What lessons have you learned from sports that apply to writing?

Beth Vogt 2015Beth K. Vogt believes God’s best often waits behind the doors marked “Never.” A 2016 Christy Award winner and 2016 Carol Award winner, Beth’s destination wedding series continued this year with an e-novella, You Can’t Hurry Love (May) and a novel, Almost Like Being in Love (June). Visit Beth at bethvogt.com.

Comments 0

  1. I agree that sports provide great analogies for life. In high school, my son was a sprinter (100 to 400 meter) and both long- and triple-jumped. He also ran cross-country to stay in shape for track season. I think the track/cross-country mindset applies for authors.

    The cross-country motto: “Our sport is other sports’ punishment.” It’s not everyone’s idea of fun to still be typing at a keyboard at 2:00 am when you must get up at 6:30 to go to work, but a writer caught up in the flow will gladly do it. Friends who don’t write often think we’re crazy to sacrifice enjoyable activities so we’ll have time to work on our novels.

    “Leave it all on the track.” The 400-meter is a sprint for a quarter of a mile. The serious runners pour so much into it that most of them are close to collapse as they cross the finish line. But they DO cross, and after a short rest, even the “losers” line up to run another race. Perseverance under pressure is key to success as an author. Just when we might wonder if we’ll ever make it because it seems too hard, that’s the time to focus once more on the finish line and pour our last ounce of energy into reaching it. If we don’t “win” that time, we still move forward to focus on the next project that might.
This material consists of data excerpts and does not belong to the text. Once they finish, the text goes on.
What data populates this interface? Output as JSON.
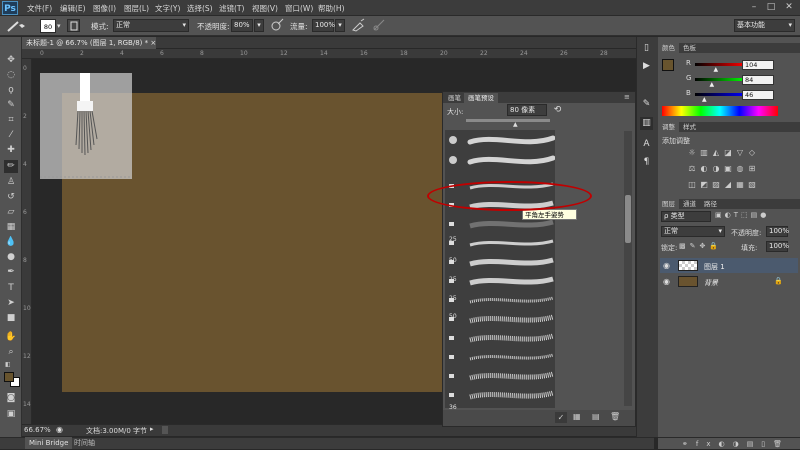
{
  "app": {
    "logo": "Ps",
    "workspace": "基本功能"
  },
  "menu": [
    "文件(F)",
    "编辑(E)",
    "图像(I)",
    "图层(L)",
    "文字(Y)",
    "选择(S)",
    "滤镜(T)",
    "视图(V)",
    "窗口(W)",
    "帮助(H)"
  ],
  "window_controls": [
    "–",
    "□",
    "✕"
  ],
  "options": {
    "brush_size": "80",
    "mode_label": "模式:",
    "mode_value": "正常",
    "opacity_label": "不透明度:",
    "opacity_value": "80%",
    "flow_label": "流量:",
    "flow_value": "100%"
  },
  "document": {
    "tab_title": "未标题-1 @ 66.7% (图层 1, RGB/8) *",
    "close": "×"
  },
  "ruler_top": [
    "0",
    "2",
    "4",
    "6",
    "8",
    "10",
    "12",
    "14",
    "16",
    "18",
    "20",
    "22",
    "24",
    "26",
    "28",
    "30"
  ],
  "ruler_left": [
    "0",
    "2",
    "4",
    "6",
    "8",
    "10",
    "12",
    "14"
  ],
  "status": {
    "zoom": "66.67%",
    "doc_info": "文档:3.00M/0 字节"
  },
  "bottom_tabs": [
    "Mini Bridge",
    "时间轴"
  ],
  "brush_panel": {
    "tabs": [
      "画笔",
      "画笔预设"
    ],
    "size_label": "大小:",
    "size_value": "80 像素",
    "tooltip": "平角左手姿势",
    "numbers": [
      "25",
      "50",
      "25",
      "25",
      "50",
      "36"
    ]
  },
  "color_panel": {
    "tabs": [
      "颜色",
      "色板"
    ],
    "channels": [
      {
        "label": "R",
        "value": "104",
        "fraction": 0.41
      },
      {
        "label": "G",
        "value": "84",
        "fraction": 0.33
      },
      {
        "label": "B",
        "value": "46",
        "fraction": 0.18
      }
    ],
    "foreground": "#68542e"
  },
  "adjust_panel": {
    "tabs": [
      "调整",
      "样式"
    ],
    "title": "添加调整"
  },
  "layers_panel": {
    "tabs": [
      "图层",
      "通道",
      "路径"
    ],
    "kind": "ρ 类型",
    "blend": "正常",
    "opacity_label": "不透明度:",
    "opacity_value": "100%",
    "lock_label": "锁定:",
    "fill_label": "填充:",
    "fill_value": "100%",
    "layers": [
      {
        "name": "图层 1",
        "selected": true
      },
      {
        "name": "背景",
        "selected": false
      }
    ]
  },
  "colors": {
    "canvas": "#69532f",
    "accent_red": "#c00000",
    "highlight": "#4b5a6e"
  }
}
    From the triple jump: It isn’t just speed and power that take you to the win. It’s rhythm and coordination and focused control of body position. That only comes from studying what you’re doing wrong and then working to fix it. Telling you how to do that is the coach’s job. An author must be willing to constantly work on improving her/his craft. No matter how well we write, there’s always something that can be better. The wise among us are eager for the criticism that will help us see how to improve.

  2. This is well written and timely advice for me. Thank you for such great stories that remind me that I’m on the right path, writing for self-improvement and team wins (publisher & author, agent and author, etc.).